Du Nord-Kivu au Haut-Katanga en passant par le Mai-Ndombe, le pouvoir de Félix Tshisekedi peine à rassurer.
C’est depuis quatre mois que la cité de Bunagana, dans le Nord-Kivu, sur la frontière ougandaise, est entre les mains des hommes du M23. Quatre mois que les accusations pleuvent contre le Rwanda pour son soutien présumé à ces rebelles, que les manifestations et les journées villes mortes se succèdent dans la province pour réclamer la fin de cette occupation sans que le pouvoir congolais ne paraisse en mesure de modifier la donne sur le terrain.

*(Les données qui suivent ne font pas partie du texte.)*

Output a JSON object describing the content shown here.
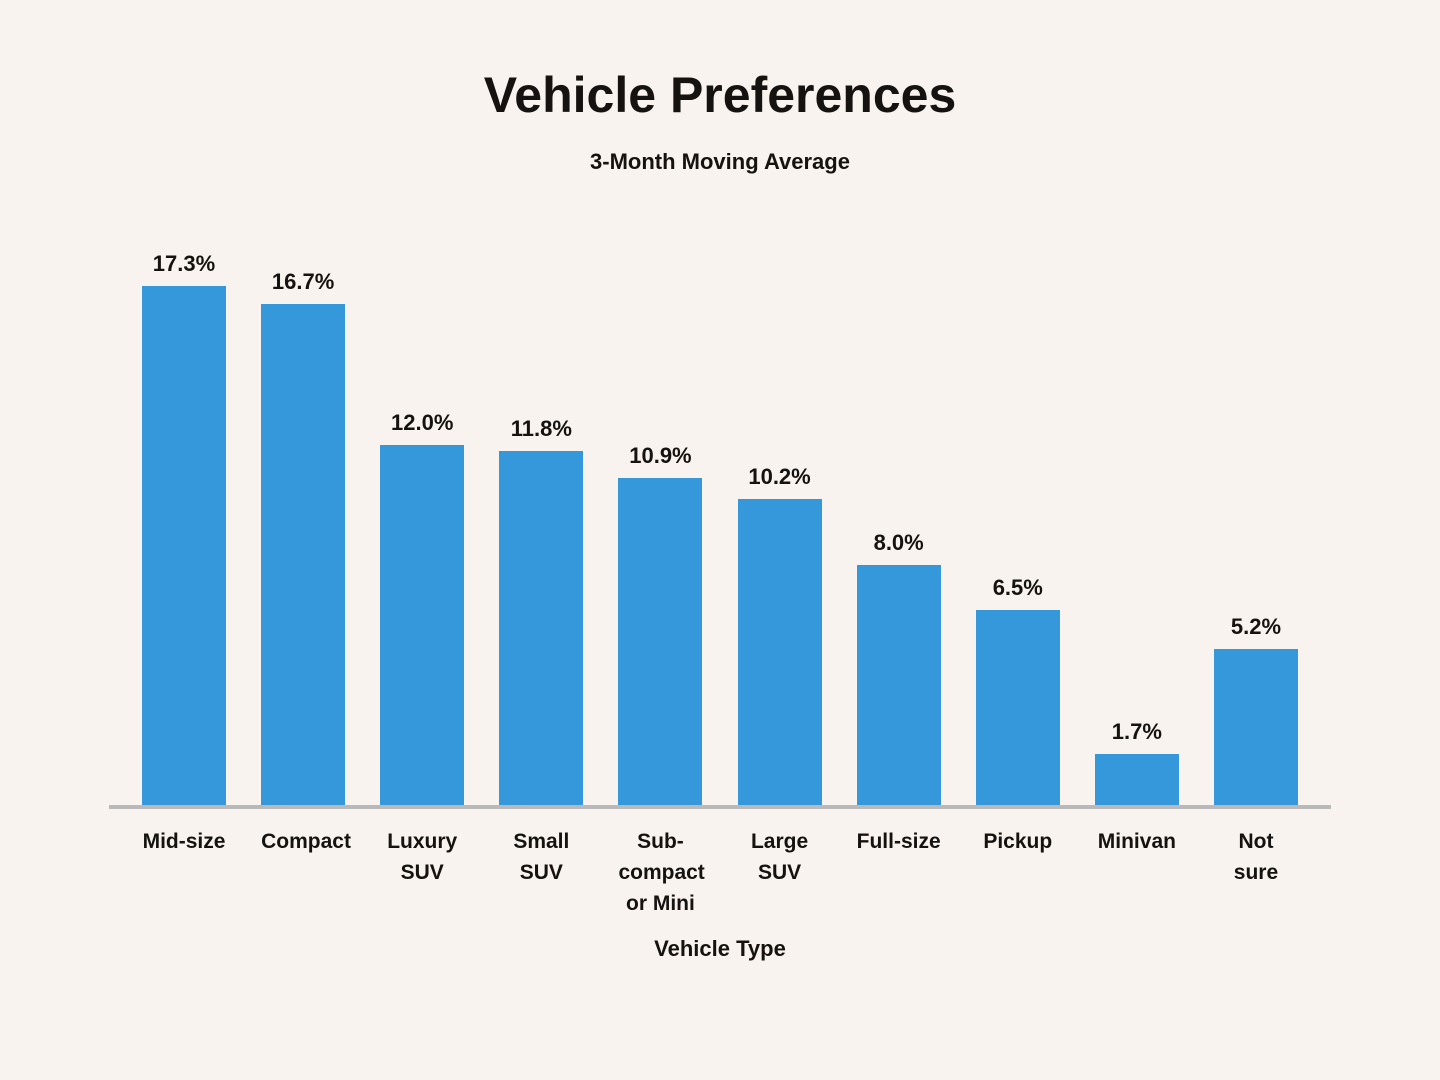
{
  "chart_data": {
    "type": "bar",
    "title": "Vehicle Preferences",
    "subtitle": "3-Month Moving Average",
    "xlabel": "Vehicle Type",
    "ylabel": "",
    "categories": [
      "Mid-size",
      "Compact",
      "Luxury\nSUV",
      "Small\nSUV",
      "Sub-\ncompact\nor Mini",
      "Large SUV",
      "Full-size",
      "Pickup",
      "Minivan",
      "Not sure"
    ],
    "values": [
      17.3,
      16.7,
      12.0,
      11.8,
      10.9,
      10.2,
      8.0,
      6.5,
      1.7,
      5.2
    ],
    "value_labels": [
      "17.3%",
      "16.7%",
      "12.0%",
      "11.8%",
      "10.9%",
      "10.2%",
      "8.0%",
      "6.5%",
      "1.7%",
      "5.2%"
    ],
    "ylim": [
      0,
      19
    ],
    "grid": false,
    "legend": "none",
    "bar_color": "#3498db",
    "background_color": "#f8f3ee",
    "axis_line_color": "#b9b9b9",
    "text_color": "#16120f"
  }
}
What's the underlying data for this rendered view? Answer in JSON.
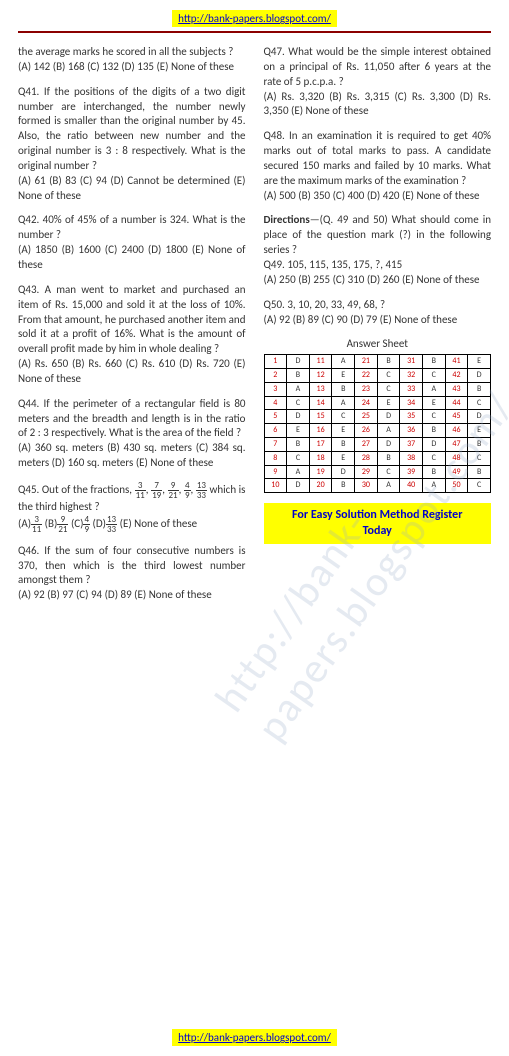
{
  "urls": {
    "header": "http://bank-papers.blogspot.com/",
    "footer": "http://bank-papers.blogspot.com/"
  },
  "watermark": "http://bank-papers.blogspot.com/",
  "q40tail": "the average marks he scored in all the subjects ?",
  "q40opts": "(A) 142 (B) 168 (C) 132 (D) 135 (E) None of these",
  "q41": "Q41. If the positions of the digits of a two digit number are interchanged, the number newly formed is smaller than the original number by 45. Also, the ratio between new number and the original number is 3 : 8 respectively. What is the original number ?",
  "q41opts": "(A) 61 (B) 83 (C) 94 (D) Cannot be determined (E) None of these",
  "q42": "Q42. 40% of 45% of a number is 324. What is the number ?",
  "q42opts": "(A) 1850 (B) 1600 (C) 2400 (D) 1800 (E) None of these",
  "q43": "Q43. A man went to market and purchased an item of Rs. 15,000 and sold it at the loss of 10%. From that amount, he purchased another item and sold it at a profit of 16%. What is the amount of overall profit made by him in whole dealing ?",
  "q43opts": "(A) Rs. 650 (B) Rs. 660 (C) Rs. 610 (D) Rs. 720 (E) None of these",
  "q44": "Q44. If the perimeter of a rectangular field is 80 meters and the breadth and length is in the ratio of 2 : 3 respectively. What is the area of the field ?",
  "q44opts": "(A) 360 sq. meters (B) 430 sq. meters (C) 384 sq. meters (D) 160 sq. meters (E) None of these",
  "q46": "Q46. If the sum of four consecutive numbers is 370, then which is the third lowest number amongst them ?",
  "q46opts": "(A) 92 (B) 97 (C) 94 (D) 89 (E) None of these",
  "q47": "Q47. What would be the simple interest obtained on a principal of Rs. 11,050 after 6 years at the rate of 5 p.c.p.a. ?",
  "q47opts": "(A) Rs. 3,320 (B) Rs. 3,315 (C) Rs. 3,300 (D) Rs. 3,350 (E) None of these",
  "q48": "Q48. In an examination it is required to get 40% marks out of total marks to pass. A candidate secured 150 marks and failed by 10 marks. What are the maximum marks of the examination ?",
  "q48opts": "(A) 500 (B) 350 (C) 400 (D) 420 (E) None of these",
  "dirlabel": "Directions",
  "dirtext": "—(Q. 49 and 50) What should come in place of the question mark (?) in the following series ?",
  "q49": "Q49. 105, 115, 135, 175, ?, 415",
  "q49opts": "(A) 250 (B) 255 (C) 310 (D) 260 (E) None of these",
  "q50": "Q50. 3, 10, 20, 33, 49, 68, ?",
  "q50opts": "(A) 92 (B) 89 (C) 90 (D) 79 (E) None of these",
  "ansTitle": "Answer Sheet",
  "answers": {
    "rows": [
      [
        "1",
        "D",
        "11",
        "A",
        "21",
        "B",
        "31",
        "B",
        "41",
        "E"
      ],
      [
        "2",
        "B",
        "12",
        "E",
        "22",
        "C",
        "32",
        "C",
        "42",
        "D"
      ],
      [
        "3",
        "A",
        "13",
        "B",
        "23",
        "C",
        "33",
        "A",
        "43",
        "B"
      ],
      [
        "4",
        "C",
        "14",
        "A",
        "24",
        "E",
        "34",
        "E",
        "44",
        "C"
      ],
      [
        "5",
        "D",
        "15",
        "C",
        "25",
        "D",
        "35",
        "C",
        "45",
        "D"
      ],
      [
        "6",
        "E",
        "16",
        "E",
        "26",
        "A",
        "36",
        "B",
        "46",
        "E"
      ],
      [
        "7",
        "B",
        "17",
        "B",
        "27",
        "D",
        "37",
        "D",
        "47",
        "B"
      ],
      [
        "8",
        "C",
        "18",
        "E",
        "28",
        "B",
        "38",
        "C",
        "48",
        "C"
      ],
      [
        "9",
        "A",
        "19",
        "D",
        "29",
        "C",
        "39",
        "B",
        "49",
        "B"
      ],
      [
        "10",
        "D",
        "20",
        "B",
        "30",
        "A",
        "40",
        "A",
        "50",
        "C"
      ]
    ]
  },
  "regbox": {
    "line1": "For Easy Solution Method Register",
    "line2": "Today"
  },
  "q45part1": "Q45. Out of the fractions,",
  "q45part2": " which is the third highest ?",
  "q45optE": "(E) None of these",
  "fracs": {
    "a": [
      "3",
      "11"
    ],
    "b": [
      "7",
      "19"
    ],
    "c": [
      "9",
      "21"
    ],
    "d": [
      "4",
      "9"
    ],
    "e": [
      "13",
      "33"
    ]
  },
  "colors": {
    "banner_bg": "#ffff00",
    "link": "#0000cc",
    "divider": "#8b0000",
    "answer_num": "#cc0000",
    "text": "#333333"
  }
}
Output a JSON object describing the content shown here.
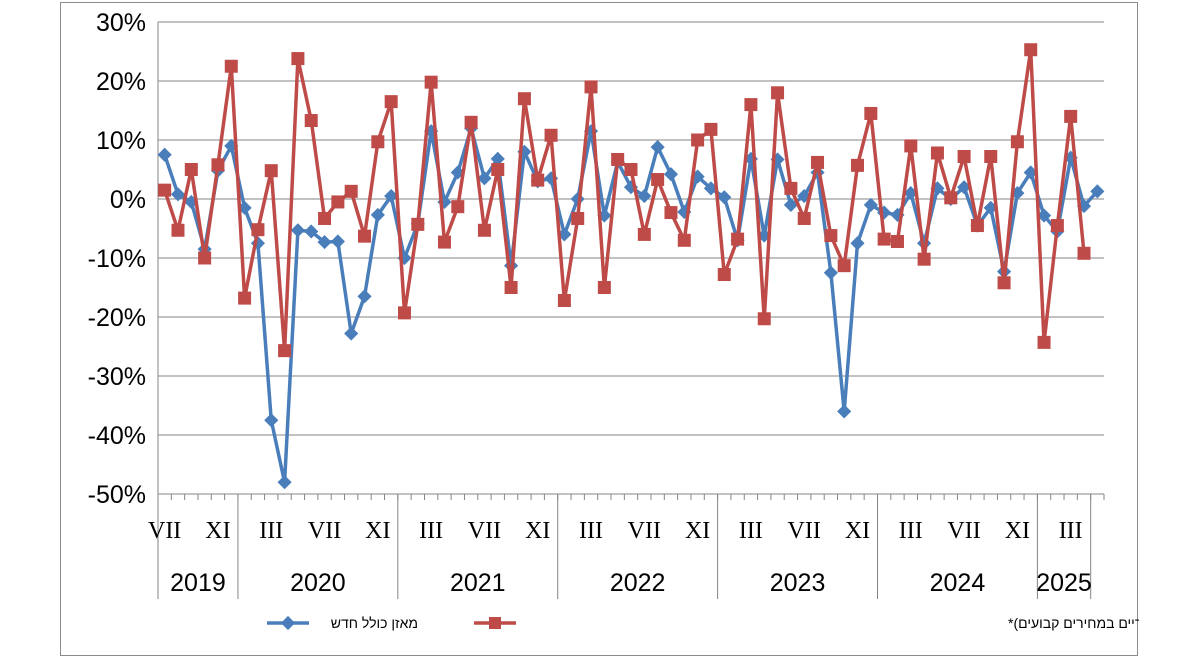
{
  "chart_data": {
    "type": "line",
    "title": "",
    "xlabel": "",
    "ylabel": "",
    "ylim": [
      -50,
      30
    ],
    "y_ticks": [
      "30%",
      "20%",
      "10%",
      "0%",
      "-10%",
      "-20%",
      "-30%",
      "-40%",
      "-50%"
    ],
    "y_tick_values": [
      30,
      20,
      10,
      0,
      -10,
      -20,
      -30,
      -40,
      -50
    ],
    "grid": "horizontal",
    "legend_position": "bottom",
    "month_labels": [
      {
        "index": 0,
        "label": "VII"
      },
      {
        "index": 4,
        "label": "XI"
      },
      {
        "index": 8,
        "label": "III"
      },
      {
        "index": 12,
        "label": "VII"
      },
      {
        "index": 16,
        "label": "XI"
      },
      {
        "index": 20,
        "label": "III"
      },
      {
        "index": 24,
        "label": "VII"
      },
      {
        "index": 28,
        "label": "XI"
      },
      {
        "index": 32,
        "label": "III"
      },
      {
        "index": 36,
        "label": "VII"
      },
      {
        "index": 40,
        "label": "XI"
      },
      {
        "index": 44,
        "label": "III"
      },
      {
        "index": 48,
        "label": "VII"
      },
      {
        "index": 52,
        "label": "XI"
      },
      {
        "index": 56,
        "label": "III"
      },
      {
        "index": 60,
        "label": "VII"
      },
      {
        "index": 64,
        "label": "XI"
      },
      {
        "index": 68,
        "label": "III"
      }
    ],
    "years": [
      {
        "label": "2019",
        "start": 0,
        "end": 6
      },
      {
        "label": "2020",
        "start": 6,
        "end": 18
      },
      {
        "label": "2021",
        "start": 18,
        "end": 30
      },
      {
        "label": "2022",
        "start": 30,
        "end": 42
      },
      {
        "label": "2023",
        "start": 42,
        "end": 54
      },
      {
        "label": "2024",
        "start": 54,
        "end": 66
      },
      {
        "label": "2025",
        "start": 66,
        "end": 70
      }
    ],
    "series": [
      {
        "name": "מאזן כולל חדש",
        "color": "#4a7ebb",
        "marker": "diamond",
        "values": [
          7.5,
          0.8,
          -0.5,
          -8.5,
          4.8,
          9.0,
          -1.5,
          -7.5,
          -37.5,
          -48.0,
          -5.3,
          -5.5,
          -7.3,
          -7.2,
          -22.8,
          -16.5,
          -2.7,
          0.5,
          -10.0,
          -4.2,
          11.5,
          -0.5,
          4.5,
          12.0,
          3.5,
          6.8,
          -11.3,
          8.0,
          3.0,
          3.5,
          -6.0,
          0.0,
          11.5,
          -2.8,
          6.3,
          2.0,
          0.5,
          8.8,
          4.2,
          -2.2,
          3.8,
          1.8,
          0.3,
          -7.0,
          6.8,
          -6.2,
          6.7,
          -1.0,
          0.5,
          4.5,
          -12.5,
          -36.0,
          -7.5,
          -1.0,
          -2.3,
          -2.7,
          1.0,
          -7.5,
          1.8,
          0.0,
          2.0,
          -4.5,
          -1.5,
          -12.3,
          1.0,
          4.5,
          -2.8,
          -5.5,
          7.0,
          -1.2,
          1.3
        ]
      },
      {
        "name": "השינוי במדד הפדיון לכלל ענפי המשק (נתונים מקוריים במחירים קבועים)*",
        "color": "#be4b48",
        "marker": "square",
        "values": [
          1.5,
          -5.3,
          5.0,
          -10.0,
          5.8,
          22.5,
          -16.8,
          -5.2,
          4.8,
          -25.7,
          23.8,
          13.3,
          -3.3,
          -0.5,
          1.3,
          -6.3,
          9.7,
          16.5,
          -19.3,
          -4.3,
          19.8,
          -7.3,
          -1.3,
          13.0,
          -5.3,
          5.0,
          -15.0,
          17.0,
          3.2,
          10.8,
          -17.2,
          -3.3,
          19.0,
          -15.0,
          6.7,
          5.0,
          -6.0,
          3.3,
          -2.3,
          -7.0,
          10.0,
          11.8,
          -12.8,
          -6.8,
          16.0,
          -20.3,
          18.0,
          1.8,
          -3.3,
          6.2,
          -6.2,
          -11.3,
          5.7,
          14.5,
          -6.8,
          -7.2,
          9.0,
          -10.2,
          7.8,
          0.2,
          7.2,
          -4.5,
          7.2,
          -14.2,
          9.7,
          25.3,
          -24.3,
          -4.5,
          14.0,
          -9.2
        ]
      }
    ]
  }
}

«Plus le temps passe, plus il sera difficile de déloger le M23 autrement que par la négociation, ce qui s’apparentera à une forme de capitulation des autorités congolaises, remarque un diplomate occidental, qui insiste : Il ne faut pas perdre de vue que le M23 gère vraiment ce point de passage qui est un des plus rentables, si pas le plus rentable, de la RDC. Les échanges commerciaux ont repris et le M23 perçoit les droits de douane, ce qui signifie que l’argent coule dans les caisses des rebelles. Avec cet argent, ils peuvent acheter des armes et former de nouvelles recrues »
De l’autre côté du pays, dans la province du Mai-Ndombe, les affrontements entre Teke et Yaka semblent s’être apaisés. Les autorités militaires affirment avoir repris le contrôle de la situation. «Mais plus de 20.000 déplacés vivent toujours dans des conditions précaires dans les provinces du Kwilu et du Kwango», explique un membre de la société civile du territoire de Bagata. Tous les interlocuteurs de la région insistent sur le travail du cardinal Ambongo, «qui est venu écouter les deux communautés et a entamé un vrai travail de réconciliation» alors «qu’on attend toujours la venue des responsables politiques de Kinshasa. Nous ne sommes qu’à quelques heures de la capitale, mais ils sont invisibles », explique un responsable teke.
Lubumbashi prête à s’enflammer
Depuis le mardi 11 octobre 2022, c’est la province du Haut-Katanga qui est traversée par de fortes tensions. En cause, une vidéo des Jeunes de l’UDPS, le parti du président Félix Tshisekedi. Un message dans lequel ils lancent un appel à la mobilisation pour une grande manifestation à Lubumbashi ce vendredi 14 octobre. Objectif : exiger le retrait du parti Ensemble pour la République de Moïse Katumbi de la plateforme politique de l’Union sacrée de la nation qui soutient au Parlement le pouvoir de Félix Tshisekedi. Ces jeunes de l’UDPS reprochent notamment à l’ancien gouverneur et à ses lieutenants de «manquer de respect au président de la République».
Il n’a fallu que quelques heures pour que les jeunes d’Ensemble pour la République appellent à leur tour à la mobilisation générale pour le même jour. Dans la foulée, la Jeunesse du Grand Katanga a aussi battu le rappel de « toute la jeunesse », dépassant le combat politique pour porter le conflit sur le terrain, toujours sensible, du tribalisme et du conflit entre les communautés katangaise et kasaïenne.
«Katumbi est considéré comme le leader des Katangais, tandis que Tshisekedi, malgré sa ceinture présidentielle, est encore perçu, ici, à Lubumbashi et dans toutes les provinces issues du Grand Katanga, comme le chef de file des Kasaïens», explique un avocat du barreau de Lubumbashi.
«Le risque d’un embrasement est réel, ajoute un homme politique de la province voisine du Maniema. Ce qu’écrivent les Jeunes du Grand Katanga est représentatif d’un sentiment de colère qui ne cesse de monter du Lualaba au Haut-Katanga, en passant par le Haut-Lomani ou le Tanganyika, face à ce qu’ils considèrent comme une mise sous l’éteignoir de leurs principaux représentants par le pouvoir de Félix Tshisekedi ». L’arrestation du général Philémon Yav, le 20 septembre, «suspecté d’intelligence avec l’ennemi », n’est pour eux que la dernière «provocation» du régime en place à Kinshasa.
Dans ce contexte, l’interdiction par les autorités locales de toutes les manifestations ce vendredi était la seule solution pour éviter une déflagration dans cette région cruciale pour l’économie nationale. «En espérant que cette interdiction soit bien respectée», poursuit l’homme de loi, qui table sur «un face-à-face Tshisekedi – Katumbi lors de la présidentielle de 2023. Le président peut prétendre qu’il est serein dans la perspective de ce duel. Les tractations à l’Assemblée nationale contre les élus et les ministres de Katumbi montrent une nervosité certaine ».